The municipality of Niebla (3,999 inhabitants in 2015; 22,362 ha) is located 30 km north-east of Huelva.

Niebla was established as a fortified citadel surrounded by scattered huts in the beginning of the 1st millennium BC. The emergence of the town was connected to the transport of silver and copper extracted from the Andévalo mines to the port of Huelva. The surrounding wall was rebuilt by the Tartessians in the 8th-7th century in eastern style, using Cyclopean masonry. In the 5th-4th century BC, a new wall, equipped with pillboxes, was built, highlighting the Phoenician influence in the area. An urban elite appeared, which diversified its sources of income to trade and agriculture. Niebla would remain in the Phoenician-Carthaginian sphere until the Roman conquest.

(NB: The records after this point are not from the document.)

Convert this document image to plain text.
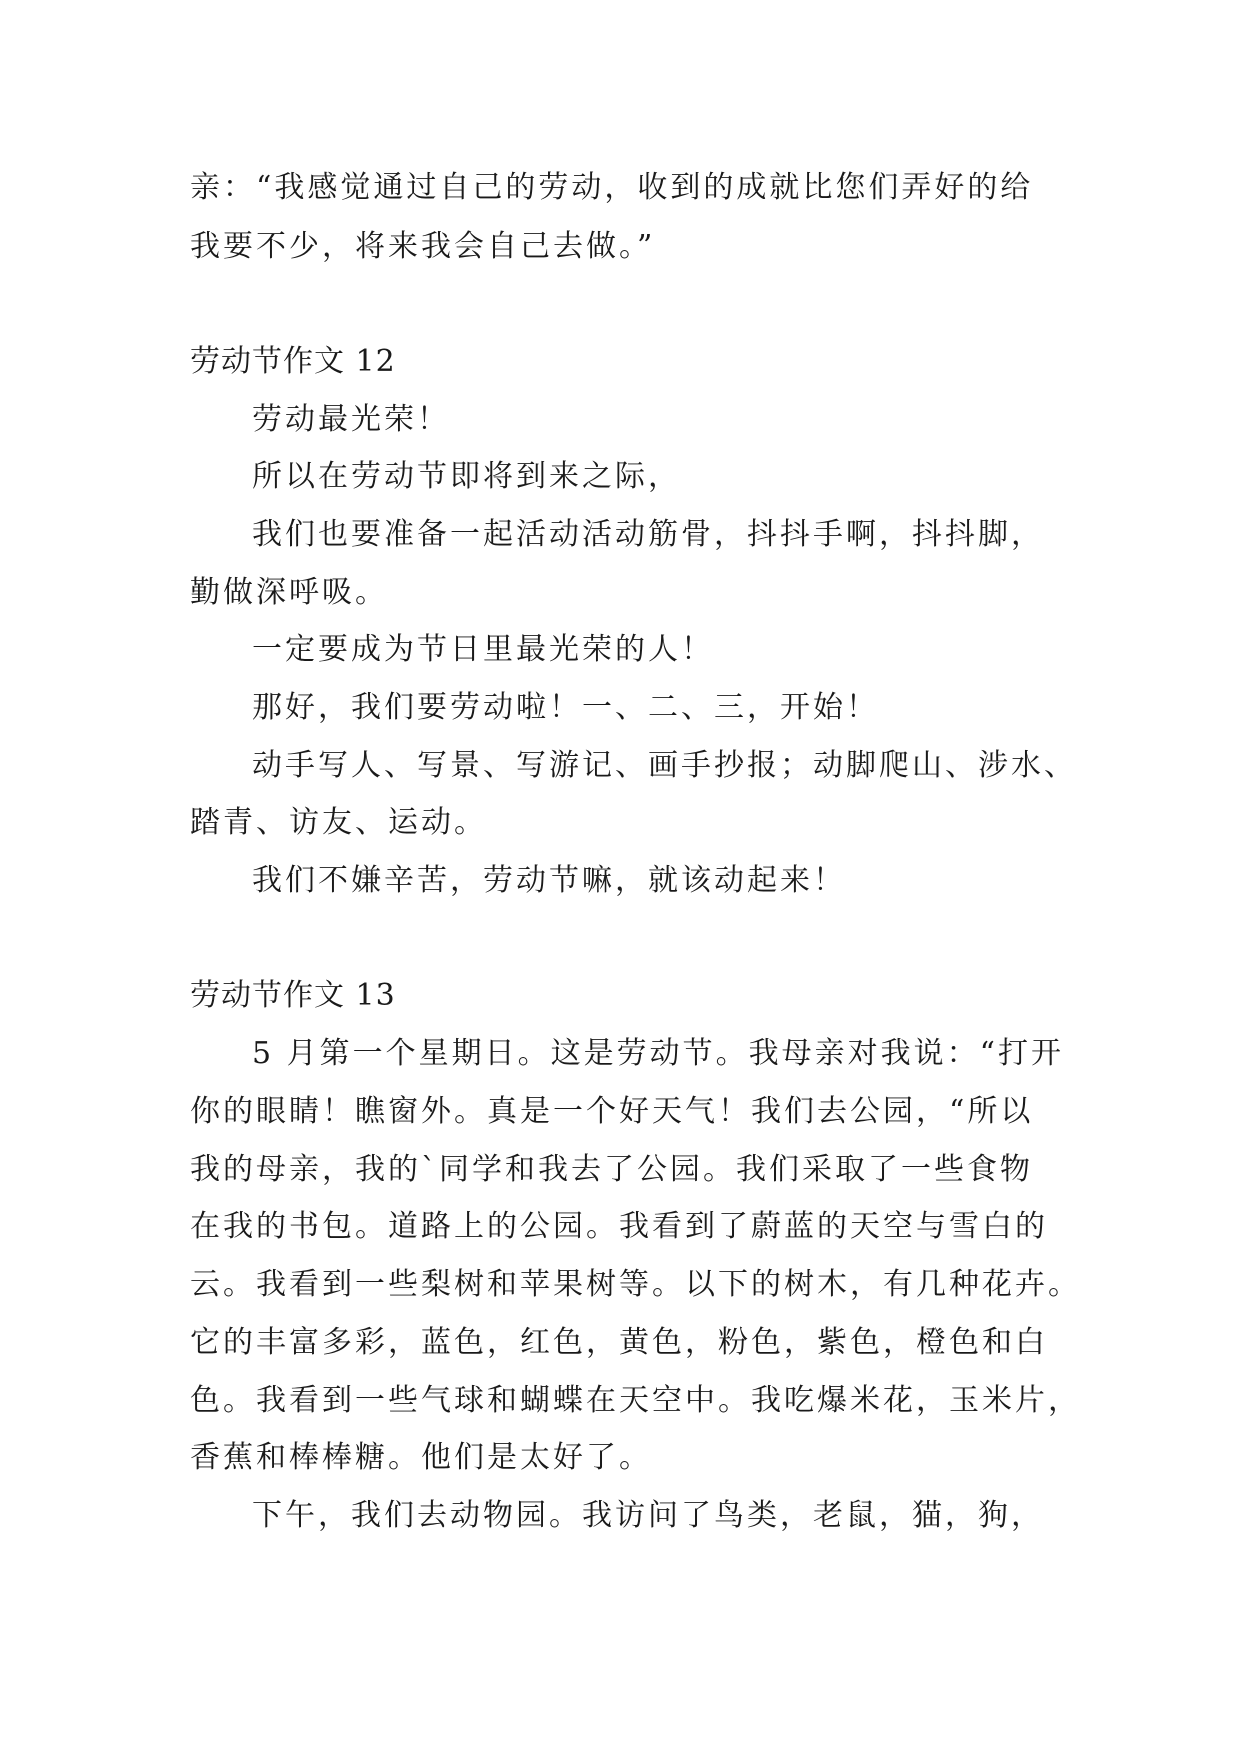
亲：“我感觉通过自己的劳动，收到的成就比您们弄好的给
我要不少，将来我会自己去做。”
劳动节作文 12
劳动最光荣！
所以在劳动节即将到来之际，
我们也要准备一起活动活动筋骨，抖抖手啊，抖抖脚，
勤做深呼吸。
一定要成为节日里最光荣的人！
那好，我们要劳动啦！一、二、三，开始！
动手写人、写景、写游记、画手抄报；动脚爬山、涉水、
踏青、访友、运动。
我们不嫌辛苦，劳动节嘛，就该动起来！
劳动节作文 13
5 月第一个星期日。这是劳动节。我母亲对我说：“打开
你的眼睛！瞧窗外。真是一个好天气！我们去公园，“所以
我的母亲，我的`同学和我去了公园。我们采取了一些食物
在我的书包。道路上的公园。我看到了蔚蓝的天空与雪白的
云。我看到一些梨树和苹果树等。以下的树木，有几种花卉。
它的丰富多彩，蓝色，红色，黄色，粉色，紫色，橙色和白
色。我看到一些气球和蝴蝶在天空中。我吃爆米花，玉米片，
香蕉和棒棒糖。他们是太好了。
下午，我们去动物园。我访问了鸟类，老鼠，猫，狗，
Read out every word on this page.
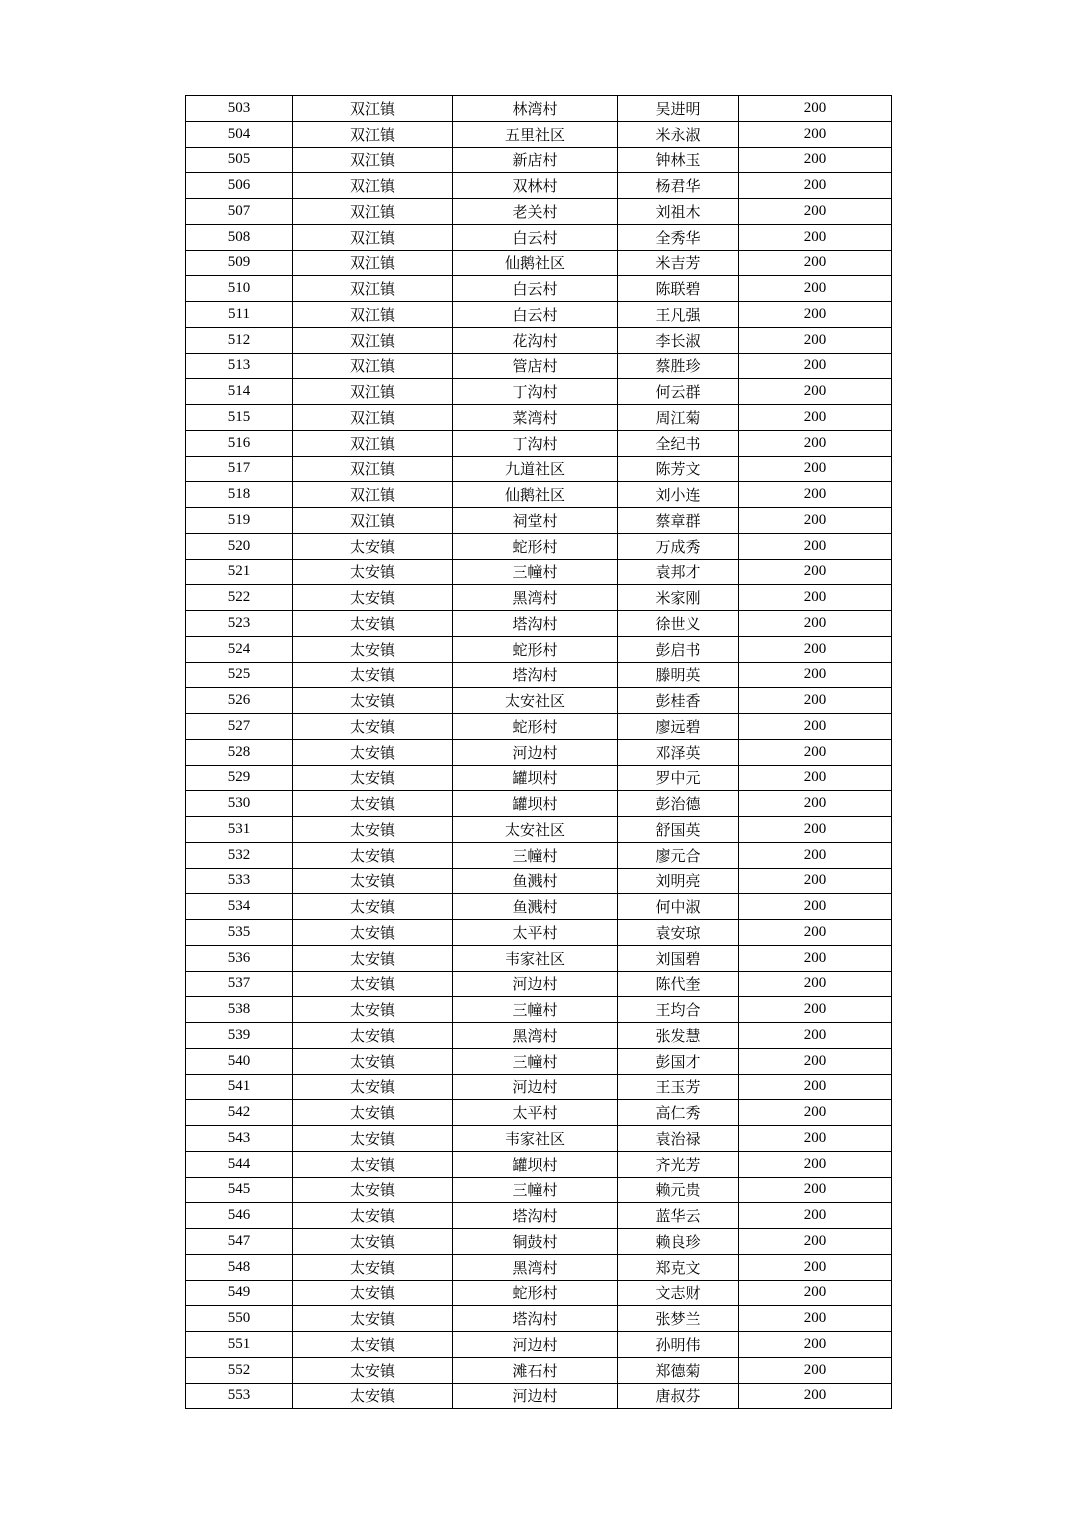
503	双江镇	林湾村	吴进明	200
504	双江镇	五里社区	米永淑	200
505	双江镇	新店村	钟林玉	200
506	双江镇	双林村	杨君华	200
507	双江镇	老关村	刘祖木	200
508	双江镇	白云村	全秀华	200
509	双江镇	仙鹅社区	米吉芳	200
510	双江镇	白云村	陈联碧	200
511	双江镇	白云村	王凡强	200
512	双江镇	花沟村	李长淑	200
513	双江镇	管店村	蔡胜珍	200
514	双江镇	丁沟村	何云群	200
515	双江镇	菜湾村	周江菊	200
516	双江镇	丁沟村	全纪书	200
517	双江镇	九道社区	陈芳文	200
518	双江镇	仙鹅社区	刘小连	200
519	双江镇	祠堂村	蔡章群	200
520	太安镇	蛇形村	万成秀	200
521	太安镇	三幢村	袁邦才	200
522	太安镇	黑湾村	米家刚	200
523	太安镇	塔沟村	徐世义	200
524	太安镇	蛇形村	彭启书	200
525	太安镇	塔沟村	滕明英	200
526	太安镇	太安社区	彭桂香	200
527	太安镇	蛇形村	廖远碧	200
528	太安镇	河边村	邓泽英	200
529	太安镇	罐坝村	罗中元	200
530	太安镇	罐坝村	彭治德	200
531	太安镇	太安社区	舒国英	200
532	太安镇	三幢村	廖元合	200
533	太安镇	鱼溅村	刘明亮	200
534	太安镇	鱼溅村	何中淑	200
535	太安镇	太平村	袁安琼	200
536	太安镇	韦家社区	刘国碧	200
537	太安镇	河边村	陈代奎	200
538	太安镇	三幢村	王均合	200
539	太安镇	黑湾村	张发慧	200
540	太安镇	三幢村	彭国才	200
541	太安镇	河边村	王玉芳	200
542	太安镇	太平村	高仁秀	200
543	太安镇	韦家社区	袁治禄	200
544	太安镇	罐坝村	齐光芳	200
545	太安镇	三幢村	赖元贵	200
546	太安镇	塔沟村	蓝华云	200
547	太安镇	铜鼓村	赖良珍	200
548	太安镇	黑湾村	郑克文	200
549	太安镇	蛇形村	文志财	200
550	太安镇	塔沟村	张梦兰	200
551	太安镇	河边村	孙明伟	200
552	太安镇	滩石村	郑德菊	200
553	太安镇	河边村	唐叔芬	200
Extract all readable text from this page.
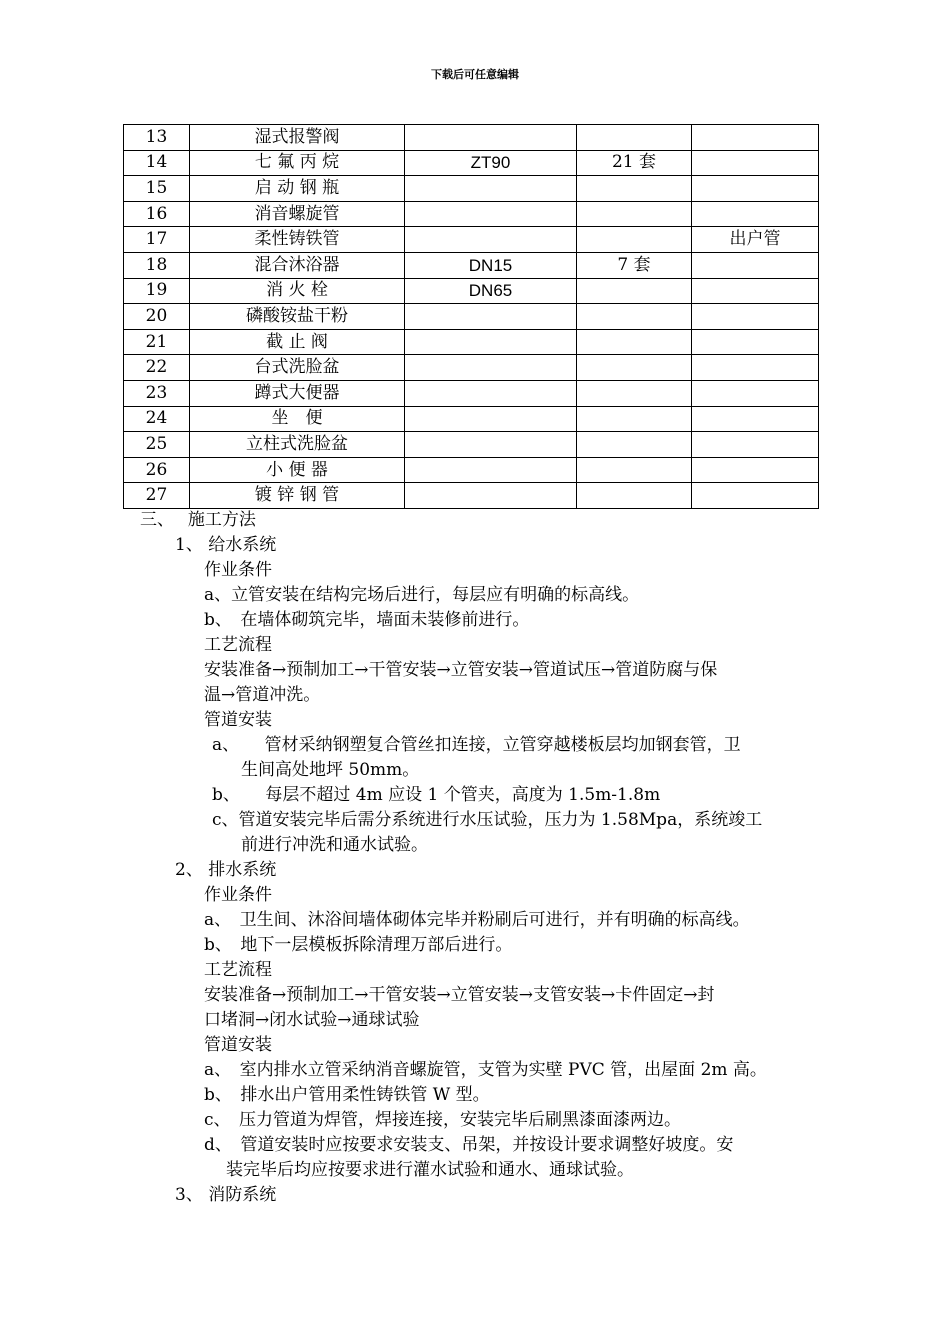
下载后可任意编辑
13	湿式报警阀			
14	七 氟 丙 烷	ZT90	21 套	
15	启 动 钢 瓶			
16	消音螺旋管			
17	柔性铸铁管			出户管
18	混合沐浴器	DN15	7 套	
19	消 火 栓	DN65		
20	磷酸铵盐干粉			
21	截 止 阀			
22	台式洗脸盆			
23	蹲式大便器			
24	坐　便			
25	立柱式洗脸盆			
26	小 便 器			
27	镀 锌 钢 管			
三、　 施工方法
1、 给水系统
作业条件
a、立管安装在结构完场后进行，每层应有明确的标高线。
b、　在墙体砌筑完毕，墙面未装修前进行。
工艺流程
安装准备→预制加工→干管安装→立管安装→管道试压→管道防腐与保
温→管道冲洗。
管道安装
a、　　管材采纳钢塑复合管丝扣连接，立管穿越楼板层均加钢套管，卫
生间高处地坪 50mm。
b、　　每层不超过 4m 应设 1 个管夹，高度为 1.5m-1.8m
c、管道安装完毕后需分系统进行水压试验，压力为 1.58Mpa，系统竣工
前进行冲洗和通水试验。
2、 排水系统
作业条件
a、　卫生间、沐浴间墙体砌体完毕并粉刷后可进行，并有明确的标高线。
b、　地下一层模板拆除清理万部后进行。
工艺流程
安装准备→预制加工→干管安装→立管安装→支管安装→卡件固定→封
口堵洞→闭水试验→通球试验
管道安装
a、　室内排水立管采纳消音螺旋管，支管为实壁 PVC 管，出屋面 2m 高。
b、　排水出户管用柔性铸铁管 W 型。
c、　压力管道为焊管，焊接连接，安装完毕后刷黑漆面漆两边。
d、　管道安装时应按要求安装支、吊架，并按设计要求调整好坡度。安
装完毕后均应按要求进行灌水试验和通水、通球试验。
3、 消防系统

During the Roman rule, Niebla, known as Ilipia, was a wealthy town in the westernmost part of Hispania Baetica, minting its own coins and acting as a significant mansio located on the road that connected the lower valley of Guadiana to Hispalis (Seville). The ford used to cross river Tinto was soon replaced by a stone bridge; revamped several times, the bridge still keeps a few elements revealing its Roman origin. Whatever the local tradition says, the Roman town was not organized in a grid pattern that would have been preserved during the Moorish occupation and after the Christian reconquest. The fortified town was limited to the north-western part of the plateau where the town is located. The Roman erected two new walls between the Republican period and the 2nd century. Entrance was permitted by a monumental gate, subsequently suppressed by the Almohads. In the 4th century, the Diocletian reforms boosted the development of agriculture; several rural villae were established out of the walls of Niebla, which lost its prominence. During the Visigothic period (6th-7th century), Niebla, then known as Elepia, was the seat of a bishopric. Paleochristian funerary stoned confirm that the main source of power for the local nobility was agriculture.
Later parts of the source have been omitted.